Spring has, however, recently moved up a gear. There are two small bee houses attached to the front of our house and, a year ago, these were occupied by red mason bees who filled some of the holes, topping them off with reddish mud. Just over a week ago, two of the mud plugs were broken and out came two red mason bee (Osmia bicornis) males. There are now at least six and they spend their time flying frantically about the bee houses dancing in the air, sometimes stopping to look in one of the holes, sometimes resting on the wall in the sun and sometimes feeding from nearby flowers. They are brimming with sexual energy, waiting for females to emerge from the bee houses, desperate to mate and their pent up excitement sometimes leads to mistaken male on male mating attempts. Male red mason bees are very attractive insects and it’s worth pausing to look. They are about two thirds the size of a honeybee, and notable for their long antennae, pale facial hair and striking bands of orange hair across the abdomen that sparkle in the sun.
It’s always an exciting time when the mason bees appear and busy themselves around the bee house. It’s a sign to me that spring has really arrived and summer will follow and I am reassured that nature is still following its plan.
As if to serenade the emergence of the mason bees, the cherry tree near the hedge also burst into flower this week. I had been watching the tree and thought there would be plenty of blossom and it is now covered in sprays of small white flower buds each clasped by five green sepals.

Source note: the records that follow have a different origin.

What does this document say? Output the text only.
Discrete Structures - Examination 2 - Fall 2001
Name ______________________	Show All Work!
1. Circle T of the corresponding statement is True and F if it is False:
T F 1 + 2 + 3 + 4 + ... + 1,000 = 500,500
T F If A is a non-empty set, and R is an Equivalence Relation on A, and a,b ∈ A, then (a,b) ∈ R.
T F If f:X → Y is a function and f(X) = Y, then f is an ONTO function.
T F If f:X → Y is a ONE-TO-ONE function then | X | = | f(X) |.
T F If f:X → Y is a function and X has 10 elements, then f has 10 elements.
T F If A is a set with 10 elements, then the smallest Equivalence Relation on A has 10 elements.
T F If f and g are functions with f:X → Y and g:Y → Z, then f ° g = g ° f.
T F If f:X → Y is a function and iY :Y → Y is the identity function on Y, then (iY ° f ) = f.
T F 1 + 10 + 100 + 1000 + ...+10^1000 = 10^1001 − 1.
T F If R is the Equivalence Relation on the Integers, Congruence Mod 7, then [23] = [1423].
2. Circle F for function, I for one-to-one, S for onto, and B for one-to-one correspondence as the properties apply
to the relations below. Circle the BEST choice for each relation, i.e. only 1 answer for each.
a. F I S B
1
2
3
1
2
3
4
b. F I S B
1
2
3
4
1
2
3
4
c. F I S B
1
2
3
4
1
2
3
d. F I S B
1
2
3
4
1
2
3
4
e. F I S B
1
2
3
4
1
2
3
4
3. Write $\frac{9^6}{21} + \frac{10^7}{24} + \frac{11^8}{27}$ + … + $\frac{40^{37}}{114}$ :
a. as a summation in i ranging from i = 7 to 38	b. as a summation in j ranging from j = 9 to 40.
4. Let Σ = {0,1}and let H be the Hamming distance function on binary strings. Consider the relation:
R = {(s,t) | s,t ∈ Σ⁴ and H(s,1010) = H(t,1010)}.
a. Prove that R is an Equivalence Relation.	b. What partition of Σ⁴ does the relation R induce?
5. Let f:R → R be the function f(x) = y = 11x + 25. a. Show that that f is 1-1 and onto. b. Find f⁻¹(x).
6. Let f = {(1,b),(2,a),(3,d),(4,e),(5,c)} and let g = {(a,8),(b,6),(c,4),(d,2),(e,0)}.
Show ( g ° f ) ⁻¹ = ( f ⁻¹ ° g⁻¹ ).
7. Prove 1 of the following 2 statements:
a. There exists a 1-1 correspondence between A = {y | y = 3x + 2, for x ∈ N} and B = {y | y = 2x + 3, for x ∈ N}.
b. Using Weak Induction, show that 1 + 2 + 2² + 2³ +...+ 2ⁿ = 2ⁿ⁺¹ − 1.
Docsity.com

Many of the buds have opened revealing five pure white petals on each flower, the sepals having bent backwards. Within the flower there is more to see, a mass of stamens each topped with a yellow anther, also a single thicker pale green pistil. Our tree is a Morello cherry, a cooking variety and self-fertile but pollination depends on insects to transfer pollen between anther and pistil. As if to underline this point, as more flowers have opened, I have noticed a stream of insects coming to feed from the flowers including hoverflies, solitary bees and even some of the mason bees from the bee houses. Some of the solitary bees went systematically from flower to flower so pollination should be fine and, providing the birds are kept at bay, we should enjoy a good crop of fruit in the late summer.
I don’t expect the flowers to last very long so it’s important sometimes to stop, stand back and admire the tree in its spring guise covered with pure white flowers, and remember the poem “Loveliest of Trees” where A E Housman saw his cherry “hung with snow”.